Rikke Nørding Christensen, a senior impact partner at Novo Nordisk Foundation (a major science funder), says that behind-the-scenes data carry tremendous potential to help design concrete interventions, but currently there are major barriers in the way of access. Evaluation committees, for instance, may not be the best way to select the most promising research proposals, but without the fine-grained evaluation data from foundations, the community cannot know. “Science of science could do much more if funders and organisations were more open with their data,” says Christensen.

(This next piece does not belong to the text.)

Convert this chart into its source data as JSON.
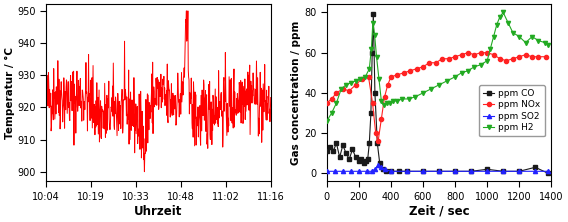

Companies, funders and publishers are reluctant to share their behind-the-scenes data and do so only subject to restrictive data sharing agreements. Although there are important legal and privacy considerations, a culture of more open data sharing would empower the science of science community to expand their analyses and go beyond the traditional impact metrics. Furthermore, only through openness and collaboration can funders design large-scale randomized clinical trials to effectively test causal theories.

The list of issues that the scientists of science aim to solve is long and familiar: inequalities in science making and dissemination, suboptimal funding decisions and modes of collaboration, subjective evaluation, questionable research practices and more. For many years, researchers working in the fields of metascience have used the tools of their own disciplines to interrogate science making. Science of science, as a computational field, should not be narrowly limited to analyses of existing big data. To have a greater impact in all corners of the scientific enterprise, it must keep expanding the scope of both its methods and its data sources, integrating more closely with other branches of research on research and learning from these closely related partner fields.